Kantonsgericht nicht zuständig für Entzug der Missio canonica
Solothurn, 7.3.07 (Kipa) Der Entzug der kirchlichen Lehrerlaubnis (Missio canonica) kann nicht Gegenstand einer Einigungsverhandlung vor einem weltlichen Gericht sein. Darum kann das Bistum Basel einer solchen gar nicht zustimmen, stellte der Anwalt von Bischof Kurt Koch, Stefan Suter, gegenüber der Presseagentur Kipa fest.
Die Kantonalkirche Baselland hat der Kirchgemeinde Röschenz die Weisung erteilt, den vom Bistum Basel suspendierten Priester Franz Sabo zu entlassen. Gegen diese Weisung gelangte die Kirchgemeinde an das Kantonsgericht Baselland. Parteien des Verfahrens sind die Kirchgemeinde und die Landeskirche, also zwei staatskirchenrechtliche Organe.

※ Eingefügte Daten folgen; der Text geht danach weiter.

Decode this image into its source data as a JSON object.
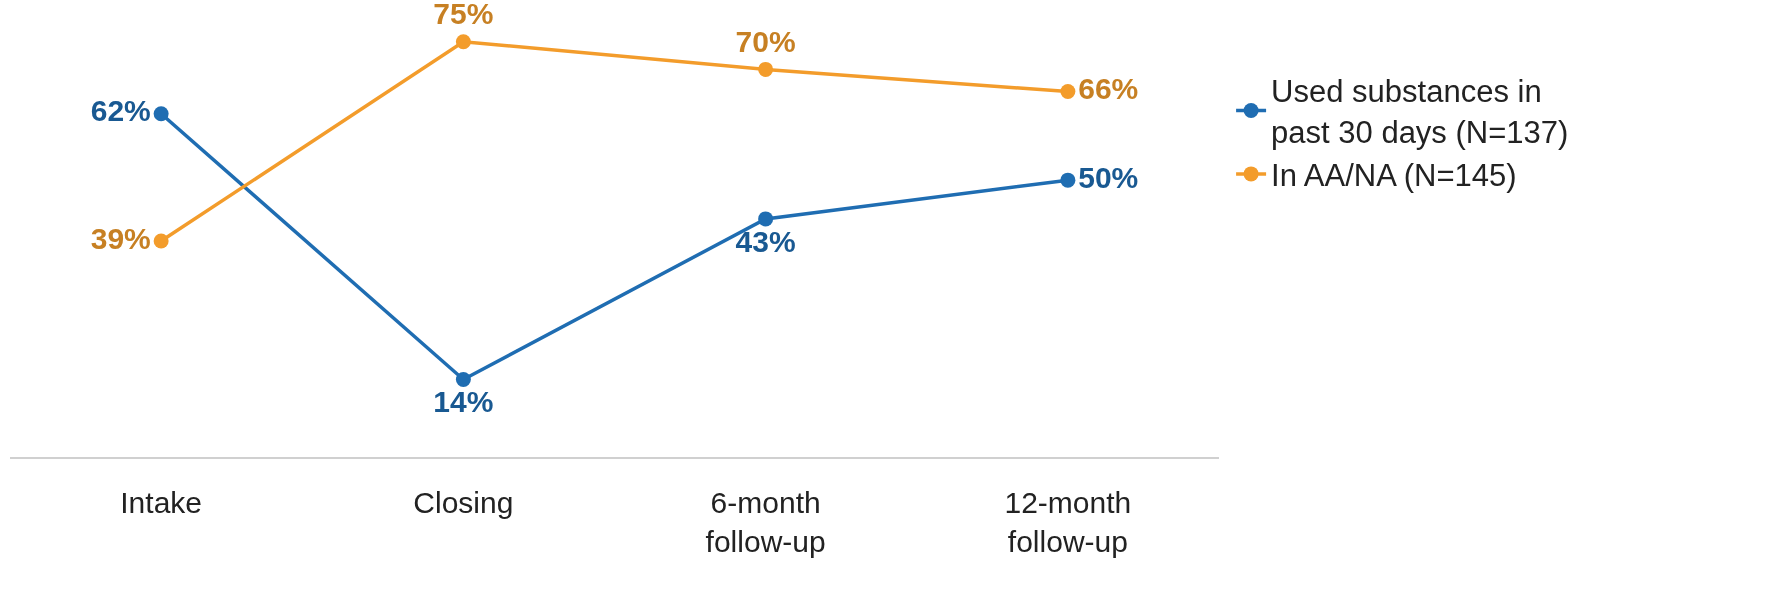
{
  "chart_data": {
    "type": "line",
    "categories": [
      "Intake",
      "Closing",
      "6-month follow-up",
      "12-month follow-up"
    ],
    "series": [
      {
        "name": "Used substances in past 30 days (N=137)",
        "color": "#1f6db2",
        "values": [
          62,
          14,
          43,
          50
        ],
        "value_labels": [
          "62%",
          "14%",
          "43%",
          "50%"
        ]
      },
      {
        "name": "In AA/NA (N=145)",
        "color": "#f39c2b",
        "values": [
          39,
          75,
          70,
          66
        ],
        "value_labels": [
          "39%",
          "75%",
          "70%",
          "66%"
        ]
      }
    ],
    "tick_labels": "x",
    "marker": "circle",
    "line_style": "solid",
    "legend": "top right"
  }
}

Das Kantonsgericht entschied, dass Franz Sabo und die Bistumsleitung eine "Beiladung" erhalten. Der Verantwortliche Richter am Kantonsgericht fragte an, ob er eine "Einigungsverhandlung" durchführen soll. "Uns erstaunt, dass in den Medien sofort darüber berichtet wurde", erklärte Stefan Suter.
Weltliches Gericht für missio nicht zuständig
Das Bistum Basel hat gemäss Anwalt entschieden, nicht auf diese Einigungsverhandlung einzutreten. Die angefochtene Verfügung der Landeskirche stamme nicht vom Bistum und somit könne dieses auch nicht darüber verhandeln. Andererseits sei die Missio canonica Teil der Glaubenslehre und könne nicht Gegenstand eines weltlichen Gerichts sein.
Wenn verschiedene Medien nun berichten, Bischof Koch sei gegen die Einigungsverhandlung oder gegen eine Versöhnung, so entspreche dies nicht den Gegebenheiten. "Es ist aber sicher so, dass wir Verhandlungen über die Missio canonica nicht zustimmen können, weil weder der Entzug noch die Erlangung der Missio vor einem Kantonsgericht diskutiert werden kann. Entzug wie Erlangung sind ein Akt der Glaubenslehre", so der Anwalt.